Quelques heures sont passées, pendant lesquelles les compagnons ont voyagé pratiquement sans arrêt, faisant une pause seulement pour se nourrir.
Tandis que l’après midi touchait à sa fin, ils arrivaient à la gorge des voleurs. Ils avaient décidé de contourner la Labyrinthe par l’Ouest afin de remonter directement vers Pondragon.
-Méfiez-vous, conseilla Jorck. Cet endroit est un véritable coupe gorge, restez très prudents.
Mag se dit que cet endroit portait très bien son nom : des fleuves encadraient les deux cotés du chemin, faisant de ce passage une zone très intéressante à contrôler. De plus, le pont qui permettait de contourner ce chemin s’était effondré il y a bien des années.
Bizarrement, l’endroit était vide. Il n’y avait absolument personne. D’habitude, il était impossible de franchir cette zone sans qu’un bandit ne vous réclame quelques pièces en échange du droit de passage.
-Comment ça se fait qu’il n’y ait personne ? Demanda Aenar en inspectant les alentours.
-P’têt qu’ils ont déménagé, supposa Elia. En tout cas, je ne vois personne.

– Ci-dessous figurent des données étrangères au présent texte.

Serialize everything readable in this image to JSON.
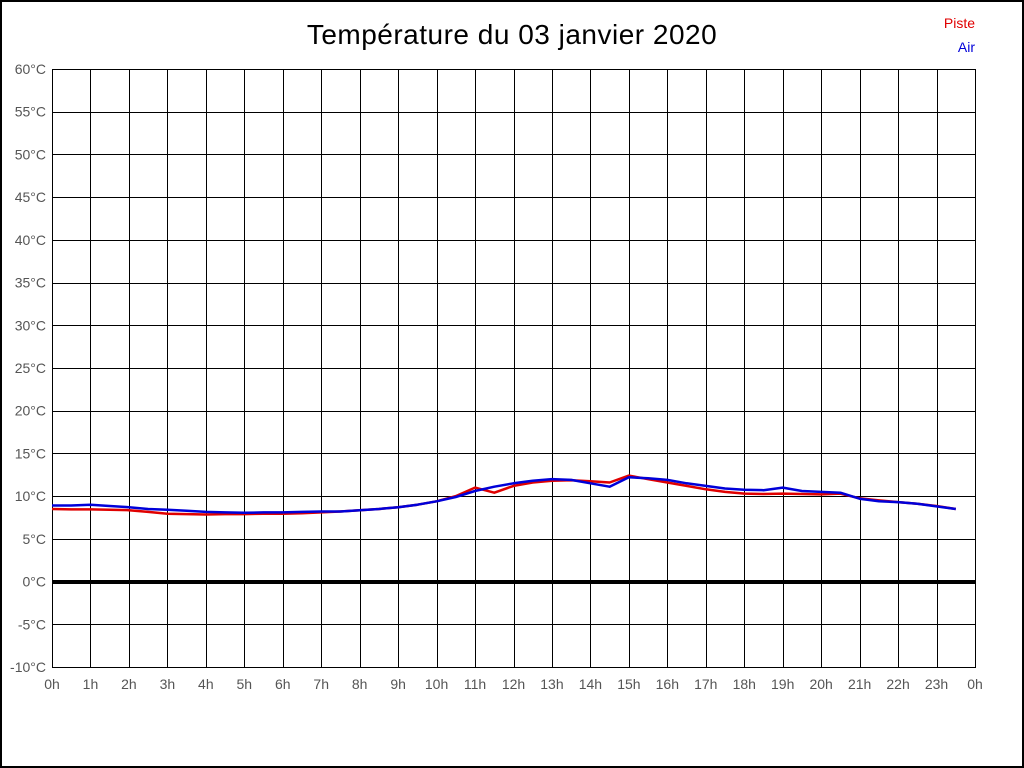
{
  "header": {
    "title": "Température du 03 janvier 2020"
  },
  "chart_data": {
    "type": "line",
    "title": "Température du 03 janvier 2020",
    "xlabel": "",
    "ylabel": "",
    "xlim": [
      0,
      24
    ],
    "ylim": [
      -10,
      60
    ],
    "grid": true,
    "grid_color": "#000000",
    "tick_label_color": "#555555",
    "background_color": "#ffffff",
    "legend_position": "top-right",
    "zero_line": {
      "value": 0,
      "color": "#000000",
      "width": 4
    },
    "y_ticks": [
      {
        "value": 60,
        "label": "60°C"
      },
      {
        "value": 55,
        "label": "55°C"
      },
      {
        "value": 50,
        "label": "50°C"
      },
      {
        "value": 45,
        "label": "45°C"
      },
      {
        "value": 40,
        "label": "40°C"
      },
      {
        "value": 35,
        "label": "35°C"
      },
      {
        "value": 30,
        "label": "30°C"
      },
      {
        "value": 25,
        "label": "25°C"
      },
      {
        "value": 20,
        "label": "20°C"
      },
      {
        "value": 15,
        "label": "15°C"
      },
      {
        "value": 10,
        "label": "10°C"
      },
      {
        "value": 5,
        "label": "5°C"
      },
      {
        "value": 0,
        "label": "0°C"
      },
      {
        "value": -5,
        "label": "-5°C"
      },
      {
        "value": -10,
        "label": "-10°C"
      }
    ],
    "x_ticks": [
      {
        "value": 0,
        "label": "0h"
      },
      {
        "value": 1,
        "label": "1h"
      },
      {
        "value": 2,
        "label": "2h"
      },
      {
        "value": 3,
        "label": "3h"
      },
      {
        "value": 4,
        "label": "4h"
      },
      {
        "value": 5,
        "label": "5h"
      },
      {
        "value": 6,
        "label": "6h"
      },
      {
        "value": 7,
        "label": "7h"
      },
      {
        "value": 8,
        "label": "8h"
      },
      {
        "value": 9,
        "label": "9h"
      },
      {
        "value": 10,
        "label": "10h"
      },
      {
        "value": 11,
        "label": "11h"
      },
      {
        "value": 12,
        "label": "12h"
      },
      {
        "value": 13,
        "label": "13h"
      },
      {
        "value": 14,
        "label": "14h"
      },
      {
        "value": 15,
        "label": "15h"
      },
      {
        "value": 16,
        "label": "16h"
      },
      {
        "value": 17,
        "label": "17h"
      },
      {
        "value": 18,
        "label": "18h"
      },
      {
        "value": 19,
        "label": "19h"
      },
      {
        "value": 20,
        "label": "20h"
      },
      {
        "value": 21,
        "label": "21h"
      },
      {
        "value": 22,
        "label": "22h"
      },
      {
        "value": 23,
        "label": "23h"
      },
      {
        "value": 24,
        "label": "0h"
      }
    ],
    "x": [
      0,
      0.5,
      1,
      1.5,
      2,
      2.5,
      3,
      3.5,
      4,
      4.5,
      5,
      5.5,
      6,
      6.5,
      7,
      7.5,
      8,
      8.5,
      9,
      9.5,
      10,
      10.5,
      11,
      11.5,
      12,
      12.5,
      13,
      13.5,
      14,
      14.5,
      15,
      15.5,
      16,
      16.5,
      17,
      17.5,
      18,
      18.5,
      19,
      19.5,
      20,
      20.5,
      21,
      21.5,
      22,
      22.5,
      23,
      23.5
    ],
    "series": [
      {
        "name": "Piste",
        "color": "#e00000",
        "values": [
          8.5,
          8.45,
          8.45,
          8.4,
          8.35,
          8.15,
          7.95,
          7.9,
          7.85,
          7.9,
          7.9,
          7.95,
          7.95,
          8.0,
          8.1,
          8.2,
          8.35,
          8.5,
          8.7,
          9.0,
          9.4,
          10.0,
          11.0,
          10.4,
          11.2,
          11.6,
          11.8,
          11.85,
          11.75,
          11.6,
          12.4,
          12.0,
          11.6,
          11.2,
          10.8,
          10.5,
          10.3,
          10.25,
          10.3,
          10.25,
          10.2,
          10.3,
          9.75,
          9.5,
          9.3,
          9.1,
          8.85,
          8.5
        ]
      },
      {
        "name": "Air",
        "color": "#0000d9",
        "values": [
          8.9,
          8.9,
          9.0,
          8.85,
          8.7,
          8.5,
          8.4,
          8.3,
          8.15,
          8.1,
          8.05,
          8.1,
          8.1,
          8.15,
          8.2,
          8.2,
          8.35,
          8.5,
          8.7,
          9.0,
          9.4,
          9.9,
          10.6,
          11.1,
          11.5,
          11.8,
          12.0,
          11.9,
          11.5,
          11.1,
          12.2,
          12.1,
          11.9,
          11.5,
          11.2,
          10.9,
          10.75,
          10.7,
          11.0,
          10.6,
          10.5,
          10.4,
          9.7,
          9.4,
          9.3,
          9.1,
          8.8,
          8.5
        ]
      }
    ]
  }
}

Mag marqua un temps d’arrêt pour mieux regarder les tentes qui se situaient à quelques dizaines de mètres du col. Il savait qu’elles servaient d’abris aux bandits, mais il remarqua quelque chose de curieux : elles n’étaient pas vides. Il voyait des silhouettes s’agiter à l’intérieur, comme si elles étaient prisonnières.
Le jeune nordique eût un très mauvais pressentiment. Il regarda le ciel à peine ensoleillé par le soleil couchant, et compris qu’ils devaient vite se dépêcher de se mettre à l’abri.
-Mag ? fit Jorck, l’air inquiet. Que se passe-t-il ?
-Il faut qu’on se dépêche d’arriver à Pondragon le plus vite possible. C’est une question de vie ou de mort.